Брайан Горовиц. Владимир Жаботинский. Русские годы: 1900–1925. М.: Три квадрата, 2023. Содержание
Владимир Жаботинский (1880—1940) — фигура нерядовая: уроженец Одессы и друг детства Корнея Чуковского (благодаря его содействию Корней Иванович опубликовал свою первую статью в «Одесских новостях»), литератор и журналист, сформировавшийся в русскоязычной среде и заслуживший высокие оценки Максима Горького и Александра Куприна, он сперва присоединился к сионистскому движению, а затем переехал в Палестину и положил начало ревизионистскому сионизму, став по сути прародителем всех современных израильских правых. Он выступал за силовое создание еврейского государства и против ненациональных социалистических идей, Бен Гурион называл его «Владимир Гитлер», а все тот же Куприн считал, что в Жаботинском умер «орел русской литературы». Исследование Брайана Горовица посвящено тому, как несостоявшийся орел и гражданин Российской империи превратился в одного из крупнейших сионистов своего времени. Сам Владимир впоследствии задним числом утверждал, что проникся сионистскими идеями еще в ранней юности, однако автор книги показывает, что это неправда: толчком послужили погромы начала прошлого века, побудившие Жаботинского взяться за организацию первого в России отряда еврейской самообороны. На основании широкого круга источников Горовиц показывает, как складывался извилистый путь юноши, успевшего, скажем, перевести на русский язык «Ворона» Эдгара По, в Землю Обетованную. К сожалению, книжка посвящена в первую очередь идейному становлению Жаботинского, а не его биографии и литературному творчеству, но чтение все равно увлекательное.
«Перед Жаботинским тоже встали новые вопросы относительно этнической и политической принадлежности. К 1903 г. аккультурированным евреям пришлось решать для себя: кто мы? Русские или евреи? Обезоруживающая уверенность в том, что „русский народ“ вбирал в себя всех — даже тех, кто чувствовал себя угнетенным, — исчезла; эпоха космополитизма закончилась. Много было стенаний и заламываний рук, но приходилось делать выбор. Если ты русский, то это означало: русский язык, русское общество и, видимо, даже обращение в русское православие. Если ответ — „еврей“, то следствия были иными: даже не принадлежа к религиозному еврейству, иудаизму, и не особенно беспокоясь о своей идентичности, ты являлся объектом социальной и правительственной дискриминации».

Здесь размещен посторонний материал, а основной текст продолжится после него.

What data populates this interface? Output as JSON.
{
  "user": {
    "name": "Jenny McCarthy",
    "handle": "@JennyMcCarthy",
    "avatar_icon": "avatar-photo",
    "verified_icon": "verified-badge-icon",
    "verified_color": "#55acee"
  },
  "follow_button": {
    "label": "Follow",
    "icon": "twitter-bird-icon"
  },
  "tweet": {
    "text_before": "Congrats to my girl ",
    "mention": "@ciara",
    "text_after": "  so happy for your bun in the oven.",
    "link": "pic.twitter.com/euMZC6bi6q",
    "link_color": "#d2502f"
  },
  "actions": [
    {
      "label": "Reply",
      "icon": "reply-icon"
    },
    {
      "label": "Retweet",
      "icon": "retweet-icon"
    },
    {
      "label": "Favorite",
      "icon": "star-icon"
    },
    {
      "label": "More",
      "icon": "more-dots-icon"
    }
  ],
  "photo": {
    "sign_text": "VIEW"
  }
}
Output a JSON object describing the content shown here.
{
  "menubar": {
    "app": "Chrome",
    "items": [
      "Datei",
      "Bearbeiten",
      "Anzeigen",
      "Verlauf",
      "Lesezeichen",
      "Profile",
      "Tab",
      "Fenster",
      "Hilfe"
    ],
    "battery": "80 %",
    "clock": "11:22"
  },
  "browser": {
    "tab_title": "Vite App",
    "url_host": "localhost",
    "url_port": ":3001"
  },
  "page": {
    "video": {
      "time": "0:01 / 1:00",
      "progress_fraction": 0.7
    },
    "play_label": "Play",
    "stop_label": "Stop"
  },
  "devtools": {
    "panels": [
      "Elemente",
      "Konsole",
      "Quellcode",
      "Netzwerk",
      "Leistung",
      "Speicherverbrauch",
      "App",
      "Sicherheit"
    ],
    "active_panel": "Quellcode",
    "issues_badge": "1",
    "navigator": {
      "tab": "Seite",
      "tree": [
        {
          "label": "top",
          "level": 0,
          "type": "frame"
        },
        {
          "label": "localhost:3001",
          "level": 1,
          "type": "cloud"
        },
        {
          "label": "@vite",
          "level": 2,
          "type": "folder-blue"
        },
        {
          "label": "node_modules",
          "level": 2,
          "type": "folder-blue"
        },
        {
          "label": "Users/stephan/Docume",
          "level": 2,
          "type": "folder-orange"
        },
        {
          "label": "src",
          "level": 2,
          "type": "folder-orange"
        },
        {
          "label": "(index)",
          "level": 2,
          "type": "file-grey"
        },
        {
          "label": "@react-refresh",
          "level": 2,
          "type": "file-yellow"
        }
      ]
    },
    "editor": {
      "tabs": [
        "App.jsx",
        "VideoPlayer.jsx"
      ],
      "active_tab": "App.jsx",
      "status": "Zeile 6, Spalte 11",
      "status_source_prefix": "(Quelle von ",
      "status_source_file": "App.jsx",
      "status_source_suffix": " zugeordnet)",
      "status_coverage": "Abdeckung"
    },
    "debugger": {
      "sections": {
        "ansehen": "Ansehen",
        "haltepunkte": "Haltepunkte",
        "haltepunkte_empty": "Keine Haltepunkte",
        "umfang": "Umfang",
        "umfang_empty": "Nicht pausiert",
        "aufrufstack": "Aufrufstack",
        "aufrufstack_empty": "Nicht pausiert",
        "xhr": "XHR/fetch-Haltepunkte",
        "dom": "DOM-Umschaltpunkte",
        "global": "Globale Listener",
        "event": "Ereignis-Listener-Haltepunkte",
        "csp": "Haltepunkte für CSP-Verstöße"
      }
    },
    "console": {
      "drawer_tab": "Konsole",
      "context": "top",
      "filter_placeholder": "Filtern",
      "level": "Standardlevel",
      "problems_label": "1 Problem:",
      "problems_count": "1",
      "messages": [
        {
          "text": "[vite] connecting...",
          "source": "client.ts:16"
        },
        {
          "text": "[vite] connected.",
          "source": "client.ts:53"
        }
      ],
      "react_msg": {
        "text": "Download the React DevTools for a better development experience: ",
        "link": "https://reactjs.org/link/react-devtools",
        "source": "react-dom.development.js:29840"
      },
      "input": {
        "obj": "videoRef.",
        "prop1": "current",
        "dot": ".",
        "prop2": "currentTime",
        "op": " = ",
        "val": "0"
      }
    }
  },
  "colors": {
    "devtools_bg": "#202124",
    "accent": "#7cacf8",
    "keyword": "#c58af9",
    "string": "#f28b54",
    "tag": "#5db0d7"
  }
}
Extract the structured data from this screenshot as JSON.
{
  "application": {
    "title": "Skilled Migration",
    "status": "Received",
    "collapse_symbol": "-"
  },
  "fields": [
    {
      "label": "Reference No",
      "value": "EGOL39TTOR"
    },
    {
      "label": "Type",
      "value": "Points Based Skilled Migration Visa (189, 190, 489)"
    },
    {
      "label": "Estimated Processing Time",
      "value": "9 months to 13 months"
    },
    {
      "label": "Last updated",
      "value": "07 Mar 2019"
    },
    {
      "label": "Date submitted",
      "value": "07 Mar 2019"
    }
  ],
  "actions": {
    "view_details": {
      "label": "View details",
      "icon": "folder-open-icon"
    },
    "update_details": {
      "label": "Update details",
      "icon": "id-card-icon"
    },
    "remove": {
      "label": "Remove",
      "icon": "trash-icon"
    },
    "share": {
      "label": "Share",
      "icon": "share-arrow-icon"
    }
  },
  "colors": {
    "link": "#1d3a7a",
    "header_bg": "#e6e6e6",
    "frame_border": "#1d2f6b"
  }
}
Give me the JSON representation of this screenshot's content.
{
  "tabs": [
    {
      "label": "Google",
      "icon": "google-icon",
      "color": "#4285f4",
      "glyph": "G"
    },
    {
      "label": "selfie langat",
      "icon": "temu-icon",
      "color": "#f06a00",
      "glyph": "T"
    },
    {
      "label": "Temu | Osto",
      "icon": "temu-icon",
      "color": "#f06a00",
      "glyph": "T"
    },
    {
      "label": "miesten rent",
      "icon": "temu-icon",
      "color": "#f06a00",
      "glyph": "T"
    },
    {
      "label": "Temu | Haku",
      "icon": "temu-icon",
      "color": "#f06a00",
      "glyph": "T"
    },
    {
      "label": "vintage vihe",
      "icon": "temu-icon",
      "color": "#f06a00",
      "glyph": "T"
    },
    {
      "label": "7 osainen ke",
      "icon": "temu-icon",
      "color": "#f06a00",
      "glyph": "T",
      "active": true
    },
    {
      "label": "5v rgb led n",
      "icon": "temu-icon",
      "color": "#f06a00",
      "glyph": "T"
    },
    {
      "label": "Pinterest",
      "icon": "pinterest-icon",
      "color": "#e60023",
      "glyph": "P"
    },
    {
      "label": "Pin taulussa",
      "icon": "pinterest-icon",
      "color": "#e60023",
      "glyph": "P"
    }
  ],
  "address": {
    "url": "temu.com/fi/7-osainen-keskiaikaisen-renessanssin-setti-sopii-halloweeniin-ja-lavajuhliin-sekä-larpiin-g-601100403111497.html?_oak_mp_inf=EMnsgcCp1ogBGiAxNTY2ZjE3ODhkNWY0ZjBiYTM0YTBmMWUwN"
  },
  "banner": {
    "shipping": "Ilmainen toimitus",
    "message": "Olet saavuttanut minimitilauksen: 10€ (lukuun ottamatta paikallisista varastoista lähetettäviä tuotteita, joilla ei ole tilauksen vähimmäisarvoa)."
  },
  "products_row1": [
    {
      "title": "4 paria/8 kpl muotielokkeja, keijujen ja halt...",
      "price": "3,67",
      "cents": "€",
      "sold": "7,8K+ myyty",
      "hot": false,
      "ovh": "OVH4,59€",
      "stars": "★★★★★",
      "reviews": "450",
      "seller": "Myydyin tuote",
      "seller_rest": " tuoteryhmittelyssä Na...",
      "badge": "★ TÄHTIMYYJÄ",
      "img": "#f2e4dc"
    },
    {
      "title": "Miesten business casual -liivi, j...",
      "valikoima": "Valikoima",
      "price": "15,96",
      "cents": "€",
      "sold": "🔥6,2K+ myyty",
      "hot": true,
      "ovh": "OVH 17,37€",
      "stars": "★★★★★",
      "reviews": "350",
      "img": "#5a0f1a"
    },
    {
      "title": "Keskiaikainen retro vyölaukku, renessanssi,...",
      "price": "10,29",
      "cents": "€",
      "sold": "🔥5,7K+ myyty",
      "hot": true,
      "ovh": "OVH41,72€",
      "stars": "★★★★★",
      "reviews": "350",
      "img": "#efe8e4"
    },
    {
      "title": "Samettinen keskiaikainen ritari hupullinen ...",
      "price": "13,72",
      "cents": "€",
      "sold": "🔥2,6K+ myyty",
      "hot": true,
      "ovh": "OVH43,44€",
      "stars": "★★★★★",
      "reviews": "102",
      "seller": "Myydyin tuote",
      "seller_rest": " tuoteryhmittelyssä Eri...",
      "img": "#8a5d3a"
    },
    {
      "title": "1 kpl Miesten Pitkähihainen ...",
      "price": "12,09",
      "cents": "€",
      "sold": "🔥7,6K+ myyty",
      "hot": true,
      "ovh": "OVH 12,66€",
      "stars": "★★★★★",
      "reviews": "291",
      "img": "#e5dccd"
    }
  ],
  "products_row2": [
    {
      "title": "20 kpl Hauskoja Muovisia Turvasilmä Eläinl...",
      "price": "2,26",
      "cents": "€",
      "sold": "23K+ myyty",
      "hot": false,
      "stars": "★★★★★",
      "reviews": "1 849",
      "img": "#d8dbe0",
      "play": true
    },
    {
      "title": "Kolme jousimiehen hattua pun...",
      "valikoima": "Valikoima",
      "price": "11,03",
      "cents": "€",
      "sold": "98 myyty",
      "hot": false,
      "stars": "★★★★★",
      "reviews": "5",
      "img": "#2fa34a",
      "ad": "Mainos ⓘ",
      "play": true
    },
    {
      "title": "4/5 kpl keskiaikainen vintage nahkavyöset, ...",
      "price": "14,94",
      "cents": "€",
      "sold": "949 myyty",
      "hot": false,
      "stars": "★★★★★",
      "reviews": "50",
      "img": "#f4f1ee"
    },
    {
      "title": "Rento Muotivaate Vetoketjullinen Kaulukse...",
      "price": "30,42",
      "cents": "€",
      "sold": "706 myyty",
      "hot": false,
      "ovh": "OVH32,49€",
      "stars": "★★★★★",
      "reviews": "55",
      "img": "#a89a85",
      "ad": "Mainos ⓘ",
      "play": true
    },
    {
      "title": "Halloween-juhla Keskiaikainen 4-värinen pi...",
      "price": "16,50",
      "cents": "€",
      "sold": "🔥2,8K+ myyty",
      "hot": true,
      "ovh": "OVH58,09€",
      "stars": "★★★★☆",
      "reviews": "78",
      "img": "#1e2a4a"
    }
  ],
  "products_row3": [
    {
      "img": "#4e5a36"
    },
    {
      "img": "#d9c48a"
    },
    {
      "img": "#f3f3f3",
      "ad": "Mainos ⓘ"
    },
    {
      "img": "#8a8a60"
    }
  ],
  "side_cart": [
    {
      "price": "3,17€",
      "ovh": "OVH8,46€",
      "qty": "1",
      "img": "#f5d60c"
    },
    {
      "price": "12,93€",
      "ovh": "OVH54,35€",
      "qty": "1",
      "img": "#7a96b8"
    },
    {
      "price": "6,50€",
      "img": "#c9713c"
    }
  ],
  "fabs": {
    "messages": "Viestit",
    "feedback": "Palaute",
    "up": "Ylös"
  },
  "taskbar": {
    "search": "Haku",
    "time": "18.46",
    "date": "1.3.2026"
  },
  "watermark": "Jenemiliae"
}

Илья Леонард Пфейффер. Гранд-отель «Европа». М.: Манн, Иванов и Фербер, 2022. Перевод с нидерландского Е. Асоян, И. Лейченко, И. Михайловой
Сюжетная канва ходульна до гротескности: голландский писатель средних лет по имени Илья Пфейффер останавливается в безымянном итальянском городке в гранд-отеле «Европа». Там он зализывает раны от неудачного романа с историком искусства по имени Клио. Отелем заправляет новый китайский владелец, только и мечтающий о толпах азиатских туристов. Также присутствует коридорный из Северной Африки с тяжелым прошлым, поэтка-активистка, модный философ и загадочная и неуловимая бывшая владелица.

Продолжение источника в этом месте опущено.